CAIRO — An appeals court in Cairo on Thursday ordered a retrial for three Al Jazeera English journalists imprisoned on charges of aiding a terrorist group — accusations they strenuously deny.
Egypt’s Court of Cassation issued its ruling Thursday morning in a minutes-long session that was closed to the media. The three defendants — Australian Peter Greste, Egyptian Baher Mohamed and Egyptian-Canadian Mohamed Fahmy — also did not attend the hearing.
The judge did not grant bail to the three journalists, who have been incarcerated since their arrest in nighttime raids in December 2013.
“I was hoping they would be released on bail,” said Jihan Rashed, Baher Mohamed’s wife. “But I don’t feel anything. I’m not sad. I can’t feel optimistic. Life has stopped.”
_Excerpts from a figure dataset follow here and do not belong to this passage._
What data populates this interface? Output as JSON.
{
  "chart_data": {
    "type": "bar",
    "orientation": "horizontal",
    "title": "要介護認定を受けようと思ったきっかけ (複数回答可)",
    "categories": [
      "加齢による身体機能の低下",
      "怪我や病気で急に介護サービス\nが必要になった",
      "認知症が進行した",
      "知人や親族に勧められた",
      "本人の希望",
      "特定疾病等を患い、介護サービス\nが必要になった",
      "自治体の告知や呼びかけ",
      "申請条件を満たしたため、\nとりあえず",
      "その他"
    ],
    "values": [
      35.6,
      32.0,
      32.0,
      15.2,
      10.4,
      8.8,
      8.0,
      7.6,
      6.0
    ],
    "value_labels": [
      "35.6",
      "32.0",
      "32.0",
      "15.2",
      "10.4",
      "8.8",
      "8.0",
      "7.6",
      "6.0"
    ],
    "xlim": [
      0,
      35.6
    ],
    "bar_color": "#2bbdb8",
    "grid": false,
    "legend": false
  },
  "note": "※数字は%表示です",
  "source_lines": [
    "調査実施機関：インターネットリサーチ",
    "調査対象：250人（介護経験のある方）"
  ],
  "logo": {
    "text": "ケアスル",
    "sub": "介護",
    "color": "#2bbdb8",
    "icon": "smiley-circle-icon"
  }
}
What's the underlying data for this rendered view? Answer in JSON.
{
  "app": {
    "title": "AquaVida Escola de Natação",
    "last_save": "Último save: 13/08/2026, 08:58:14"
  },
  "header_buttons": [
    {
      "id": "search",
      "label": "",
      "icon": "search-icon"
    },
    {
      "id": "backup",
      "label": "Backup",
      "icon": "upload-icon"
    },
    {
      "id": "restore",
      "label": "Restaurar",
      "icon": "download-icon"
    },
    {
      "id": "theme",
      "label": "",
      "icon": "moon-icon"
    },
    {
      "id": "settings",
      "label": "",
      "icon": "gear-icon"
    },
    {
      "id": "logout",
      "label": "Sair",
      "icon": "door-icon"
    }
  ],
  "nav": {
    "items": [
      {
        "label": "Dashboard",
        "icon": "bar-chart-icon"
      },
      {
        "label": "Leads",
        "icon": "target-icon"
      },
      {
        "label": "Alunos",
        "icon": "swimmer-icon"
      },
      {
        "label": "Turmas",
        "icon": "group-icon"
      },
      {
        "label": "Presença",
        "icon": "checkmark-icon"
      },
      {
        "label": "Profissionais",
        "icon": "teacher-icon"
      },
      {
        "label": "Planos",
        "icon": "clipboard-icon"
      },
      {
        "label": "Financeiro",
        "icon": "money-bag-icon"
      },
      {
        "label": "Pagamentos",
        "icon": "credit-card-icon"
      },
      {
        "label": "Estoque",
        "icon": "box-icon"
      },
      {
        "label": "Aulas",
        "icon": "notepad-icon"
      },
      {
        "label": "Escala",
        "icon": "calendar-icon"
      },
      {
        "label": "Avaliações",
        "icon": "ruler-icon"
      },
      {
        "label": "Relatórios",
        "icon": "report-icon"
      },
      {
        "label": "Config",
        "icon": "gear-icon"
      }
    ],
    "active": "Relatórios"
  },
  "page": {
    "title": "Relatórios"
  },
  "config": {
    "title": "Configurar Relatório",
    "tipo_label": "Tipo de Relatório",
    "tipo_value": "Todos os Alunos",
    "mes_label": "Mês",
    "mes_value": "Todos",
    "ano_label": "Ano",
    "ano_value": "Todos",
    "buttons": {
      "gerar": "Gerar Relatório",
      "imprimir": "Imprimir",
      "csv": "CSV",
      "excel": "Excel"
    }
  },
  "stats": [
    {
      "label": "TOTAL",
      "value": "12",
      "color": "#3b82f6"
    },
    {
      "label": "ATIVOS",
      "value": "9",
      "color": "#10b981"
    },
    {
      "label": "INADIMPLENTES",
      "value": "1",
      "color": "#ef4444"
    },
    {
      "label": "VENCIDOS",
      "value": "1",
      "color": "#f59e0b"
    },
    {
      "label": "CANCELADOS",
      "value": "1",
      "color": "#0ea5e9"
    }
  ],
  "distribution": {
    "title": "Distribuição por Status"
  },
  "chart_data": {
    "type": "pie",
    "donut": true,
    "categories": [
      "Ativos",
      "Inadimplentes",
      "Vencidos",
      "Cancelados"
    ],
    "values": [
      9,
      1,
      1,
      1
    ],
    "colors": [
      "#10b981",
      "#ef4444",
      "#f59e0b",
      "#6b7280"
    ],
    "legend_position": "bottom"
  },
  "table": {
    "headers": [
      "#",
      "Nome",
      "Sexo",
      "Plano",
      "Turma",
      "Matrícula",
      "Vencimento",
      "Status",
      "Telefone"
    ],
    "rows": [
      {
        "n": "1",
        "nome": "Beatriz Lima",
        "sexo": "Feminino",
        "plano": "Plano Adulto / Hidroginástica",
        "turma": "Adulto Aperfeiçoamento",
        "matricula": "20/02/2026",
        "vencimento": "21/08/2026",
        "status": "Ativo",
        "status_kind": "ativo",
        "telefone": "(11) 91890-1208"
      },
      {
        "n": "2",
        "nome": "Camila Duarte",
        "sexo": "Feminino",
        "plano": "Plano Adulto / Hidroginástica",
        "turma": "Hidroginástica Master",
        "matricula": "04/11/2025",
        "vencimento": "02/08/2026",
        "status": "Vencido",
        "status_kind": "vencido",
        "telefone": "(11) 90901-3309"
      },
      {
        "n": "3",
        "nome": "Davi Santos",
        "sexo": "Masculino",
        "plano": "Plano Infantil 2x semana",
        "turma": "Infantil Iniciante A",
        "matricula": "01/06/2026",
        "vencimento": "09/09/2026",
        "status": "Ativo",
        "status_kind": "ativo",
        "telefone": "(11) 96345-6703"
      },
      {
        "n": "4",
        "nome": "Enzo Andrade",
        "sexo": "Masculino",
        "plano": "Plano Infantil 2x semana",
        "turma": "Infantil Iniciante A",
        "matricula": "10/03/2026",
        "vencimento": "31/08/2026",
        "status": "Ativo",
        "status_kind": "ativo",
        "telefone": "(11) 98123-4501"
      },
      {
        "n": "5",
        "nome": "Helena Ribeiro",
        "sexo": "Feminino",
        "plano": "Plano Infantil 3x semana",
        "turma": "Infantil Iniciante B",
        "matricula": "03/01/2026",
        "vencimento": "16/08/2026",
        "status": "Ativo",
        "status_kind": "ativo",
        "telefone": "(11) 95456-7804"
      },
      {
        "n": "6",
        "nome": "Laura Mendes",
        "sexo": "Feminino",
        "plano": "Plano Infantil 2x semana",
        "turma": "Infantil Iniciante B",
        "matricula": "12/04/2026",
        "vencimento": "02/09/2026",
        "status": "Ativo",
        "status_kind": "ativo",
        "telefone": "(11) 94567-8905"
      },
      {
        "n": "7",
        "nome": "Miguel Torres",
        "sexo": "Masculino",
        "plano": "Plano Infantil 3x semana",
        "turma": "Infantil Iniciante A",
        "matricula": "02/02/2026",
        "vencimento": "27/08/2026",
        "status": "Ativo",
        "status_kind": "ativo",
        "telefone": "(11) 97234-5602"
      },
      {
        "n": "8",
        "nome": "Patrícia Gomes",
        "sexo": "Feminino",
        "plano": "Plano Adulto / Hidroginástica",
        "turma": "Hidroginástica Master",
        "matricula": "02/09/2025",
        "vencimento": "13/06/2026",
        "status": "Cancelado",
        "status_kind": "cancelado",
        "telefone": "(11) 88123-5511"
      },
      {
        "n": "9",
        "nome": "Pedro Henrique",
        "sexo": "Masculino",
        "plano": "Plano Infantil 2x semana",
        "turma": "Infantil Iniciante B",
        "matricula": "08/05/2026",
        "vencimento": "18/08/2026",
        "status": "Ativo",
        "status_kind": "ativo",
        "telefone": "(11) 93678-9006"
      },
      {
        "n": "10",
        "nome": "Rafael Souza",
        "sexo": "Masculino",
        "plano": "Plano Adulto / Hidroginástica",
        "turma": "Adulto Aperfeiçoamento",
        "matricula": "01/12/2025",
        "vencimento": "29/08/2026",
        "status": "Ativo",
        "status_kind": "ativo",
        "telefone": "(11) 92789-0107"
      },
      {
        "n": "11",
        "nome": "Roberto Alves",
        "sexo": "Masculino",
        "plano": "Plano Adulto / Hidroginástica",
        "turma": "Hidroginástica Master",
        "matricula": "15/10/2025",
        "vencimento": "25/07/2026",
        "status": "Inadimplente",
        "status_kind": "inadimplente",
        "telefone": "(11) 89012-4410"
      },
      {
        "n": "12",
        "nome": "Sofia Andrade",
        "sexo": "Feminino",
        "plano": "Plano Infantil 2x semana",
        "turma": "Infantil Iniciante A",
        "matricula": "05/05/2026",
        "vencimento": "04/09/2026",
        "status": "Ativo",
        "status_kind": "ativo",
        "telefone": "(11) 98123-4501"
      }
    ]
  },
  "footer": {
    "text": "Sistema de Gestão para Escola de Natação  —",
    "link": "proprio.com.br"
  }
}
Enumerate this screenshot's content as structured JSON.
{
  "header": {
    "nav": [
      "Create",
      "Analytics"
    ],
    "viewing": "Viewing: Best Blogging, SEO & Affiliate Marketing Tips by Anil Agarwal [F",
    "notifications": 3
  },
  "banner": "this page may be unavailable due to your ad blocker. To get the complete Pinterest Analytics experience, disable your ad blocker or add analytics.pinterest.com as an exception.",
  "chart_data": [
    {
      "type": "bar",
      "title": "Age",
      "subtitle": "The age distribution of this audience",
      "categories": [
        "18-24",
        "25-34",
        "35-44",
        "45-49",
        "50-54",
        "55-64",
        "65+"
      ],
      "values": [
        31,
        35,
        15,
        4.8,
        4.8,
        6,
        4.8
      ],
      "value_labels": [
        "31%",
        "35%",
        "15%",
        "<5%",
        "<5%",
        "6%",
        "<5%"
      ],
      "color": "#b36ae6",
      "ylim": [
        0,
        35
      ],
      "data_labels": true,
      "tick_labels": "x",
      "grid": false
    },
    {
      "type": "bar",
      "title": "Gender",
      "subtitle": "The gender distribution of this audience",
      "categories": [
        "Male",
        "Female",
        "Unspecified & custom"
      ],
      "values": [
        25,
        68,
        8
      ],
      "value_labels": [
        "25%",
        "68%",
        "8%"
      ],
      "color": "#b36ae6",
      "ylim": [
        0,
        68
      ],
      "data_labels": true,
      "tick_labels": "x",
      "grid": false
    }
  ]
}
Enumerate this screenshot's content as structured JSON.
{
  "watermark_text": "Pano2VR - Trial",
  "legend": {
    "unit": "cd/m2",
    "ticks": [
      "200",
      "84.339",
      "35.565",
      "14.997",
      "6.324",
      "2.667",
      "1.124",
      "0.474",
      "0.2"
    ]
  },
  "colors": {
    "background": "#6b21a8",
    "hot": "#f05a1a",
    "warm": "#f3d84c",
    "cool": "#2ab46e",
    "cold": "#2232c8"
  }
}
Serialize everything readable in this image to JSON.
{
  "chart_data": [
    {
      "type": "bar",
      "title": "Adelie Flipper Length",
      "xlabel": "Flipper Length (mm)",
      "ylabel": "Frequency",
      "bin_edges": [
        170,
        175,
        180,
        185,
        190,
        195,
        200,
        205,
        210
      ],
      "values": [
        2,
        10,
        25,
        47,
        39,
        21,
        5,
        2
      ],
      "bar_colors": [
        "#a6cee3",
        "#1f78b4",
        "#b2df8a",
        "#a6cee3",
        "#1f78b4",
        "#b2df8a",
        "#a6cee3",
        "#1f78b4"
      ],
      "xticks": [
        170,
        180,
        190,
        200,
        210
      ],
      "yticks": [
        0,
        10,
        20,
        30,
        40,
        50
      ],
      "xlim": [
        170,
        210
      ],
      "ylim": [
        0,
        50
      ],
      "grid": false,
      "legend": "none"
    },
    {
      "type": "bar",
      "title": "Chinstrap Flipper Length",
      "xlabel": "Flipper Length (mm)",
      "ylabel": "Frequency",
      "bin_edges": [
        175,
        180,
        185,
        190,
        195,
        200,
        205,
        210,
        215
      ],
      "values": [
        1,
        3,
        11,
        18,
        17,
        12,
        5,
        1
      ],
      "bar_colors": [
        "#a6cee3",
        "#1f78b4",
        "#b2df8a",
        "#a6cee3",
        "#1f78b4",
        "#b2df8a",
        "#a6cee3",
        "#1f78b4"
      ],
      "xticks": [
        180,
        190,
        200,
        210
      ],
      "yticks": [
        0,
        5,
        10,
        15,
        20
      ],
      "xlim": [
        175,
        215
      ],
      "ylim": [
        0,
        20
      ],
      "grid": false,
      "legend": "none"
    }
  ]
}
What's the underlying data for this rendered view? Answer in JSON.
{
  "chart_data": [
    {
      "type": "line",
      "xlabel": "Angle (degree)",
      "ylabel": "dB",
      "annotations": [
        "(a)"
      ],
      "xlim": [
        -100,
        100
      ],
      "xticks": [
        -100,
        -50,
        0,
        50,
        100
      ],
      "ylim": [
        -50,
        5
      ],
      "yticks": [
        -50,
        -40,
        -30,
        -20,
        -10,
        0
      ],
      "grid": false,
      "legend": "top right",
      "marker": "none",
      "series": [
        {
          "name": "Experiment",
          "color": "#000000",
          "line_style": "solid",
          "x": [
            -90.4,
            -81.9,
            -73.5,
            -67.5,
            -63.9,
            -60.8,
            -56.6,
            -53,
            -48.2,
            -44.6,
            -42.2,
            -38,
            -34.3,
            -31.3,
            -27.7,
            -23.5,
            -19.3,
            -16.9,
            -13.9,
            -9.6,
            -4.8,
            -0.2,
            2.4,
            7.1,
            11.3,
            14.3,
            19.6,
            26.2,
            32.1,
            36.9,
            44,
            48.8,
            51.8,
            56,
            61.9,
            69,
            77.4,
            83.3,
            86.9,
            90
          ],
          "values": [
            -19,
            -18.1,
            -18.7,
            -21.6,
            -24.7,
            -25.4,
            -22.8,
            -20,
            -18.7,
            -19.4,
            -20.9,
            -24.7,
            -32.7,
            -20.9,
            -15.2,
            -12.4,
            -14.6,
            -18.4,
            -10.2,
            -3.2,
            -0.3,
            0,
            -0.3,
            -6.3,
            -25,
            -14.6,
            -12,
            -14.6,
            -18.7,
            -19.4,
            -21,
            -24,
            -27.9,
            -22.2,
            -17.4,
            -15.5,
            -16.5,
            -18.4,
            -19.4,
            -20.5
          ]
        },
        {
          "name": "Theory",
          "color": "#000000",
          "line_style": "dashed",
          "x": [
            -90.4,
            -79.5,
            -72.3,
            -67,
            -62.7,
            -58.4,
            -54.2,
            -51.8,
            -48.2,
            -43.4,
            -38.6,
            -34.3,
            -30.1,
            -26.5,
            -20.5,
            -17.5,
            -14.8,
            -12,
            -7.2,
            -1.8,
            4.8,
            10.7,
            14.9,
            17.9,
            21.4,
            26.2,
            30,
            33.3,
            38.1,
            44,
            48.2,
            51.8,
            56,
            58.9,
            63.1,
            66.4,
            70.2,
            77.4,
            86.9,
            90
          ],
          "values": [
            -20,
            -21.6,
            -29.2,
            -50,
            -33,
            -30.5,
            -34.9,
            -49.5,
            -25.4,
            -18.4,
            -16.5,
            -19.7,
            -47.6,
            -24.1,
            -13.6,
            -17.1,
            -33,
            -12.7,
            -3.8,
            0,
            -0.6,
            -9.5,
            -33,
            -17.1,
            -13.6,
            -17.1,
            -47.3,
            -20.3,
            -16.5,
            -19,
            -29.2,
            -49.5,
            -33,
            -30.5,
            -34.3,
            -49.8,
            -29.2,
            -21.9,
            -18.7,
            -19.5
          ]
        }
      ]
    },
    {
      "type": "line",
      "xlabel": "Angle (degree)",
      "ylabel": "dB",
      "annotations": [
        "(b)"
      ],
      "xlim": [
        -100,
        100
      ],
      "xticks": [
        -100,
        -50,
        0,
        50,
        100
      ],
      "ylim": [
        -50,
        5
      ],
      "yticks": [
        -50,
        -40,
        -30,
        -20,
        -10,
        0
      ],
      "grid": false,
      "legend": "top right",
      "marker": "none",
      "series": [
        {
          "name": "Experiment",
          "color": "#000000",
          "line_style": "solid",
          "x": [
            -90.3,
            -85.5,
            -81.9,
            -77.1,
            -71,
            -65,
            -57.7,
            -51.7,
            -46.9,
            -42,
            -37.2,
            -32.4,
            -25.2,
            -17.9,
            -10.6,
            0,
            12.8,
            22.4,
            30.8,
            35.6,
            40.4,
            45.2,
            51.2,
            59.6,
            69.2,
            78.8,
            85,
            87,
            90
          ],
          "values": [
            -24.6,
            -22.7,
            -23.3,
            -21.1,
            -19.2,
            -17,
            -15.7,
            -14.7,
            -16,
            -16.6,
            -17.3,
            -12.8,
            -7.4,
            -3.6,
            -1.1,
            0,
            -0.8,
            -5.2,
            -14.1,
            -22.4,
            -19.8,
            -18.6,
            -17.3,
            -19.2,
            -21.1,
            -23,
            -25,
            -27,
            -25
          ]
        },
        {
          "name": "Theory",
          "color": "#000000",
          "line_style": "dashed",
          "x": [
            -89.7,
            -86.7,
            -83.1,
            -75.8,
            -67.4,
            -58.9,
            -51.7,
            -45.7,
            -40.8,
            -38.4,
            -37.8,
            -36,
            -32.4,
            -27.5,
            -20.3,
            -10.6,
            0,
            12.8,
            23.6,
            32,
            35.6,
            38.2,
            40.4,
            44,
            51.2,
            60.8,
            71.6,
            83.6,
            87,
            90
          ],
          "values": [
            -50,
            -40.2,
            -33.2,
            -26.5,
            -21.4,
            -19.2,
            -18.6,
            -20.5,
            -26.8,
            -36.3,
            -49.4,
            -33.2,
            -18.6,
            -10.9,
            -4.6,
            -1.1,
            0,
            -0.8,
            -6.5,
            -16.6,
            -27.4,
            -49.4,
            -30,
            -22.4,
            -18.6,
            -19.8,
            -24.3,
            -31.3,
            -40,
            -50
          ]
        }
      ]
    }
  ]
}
The employees for the Qatar-based Al Jazeera English network, the sister channel of Al Jazeera Arabic, were convicted by a Cairo criminal court last year. A judge sentenced them to between seven and 10 years for collaborating with the Muslim Brotherhood to threaten the country’s national security.
Rights groups denounced the trial as flawed and politically motivated. Egypt’s government, brought to power by a military coup against the Islamist President Mohammed Morsi in 2013, had accused Qatar of backing the Muslim Brotherhood group that supported Morsi’s presidency.
Egyptian officials charged that Al Jazeera worked as a mouthpiece of the Muslim Brotherhood in Egypt, doctoring reports to portray the country as mired in civil war.
The reasons behind the judgment Thursday remained unclear. The Court of Cassation rules only on procedural violations. Egyptian legal experts said a new trial in criminal court could take up to a month to begin.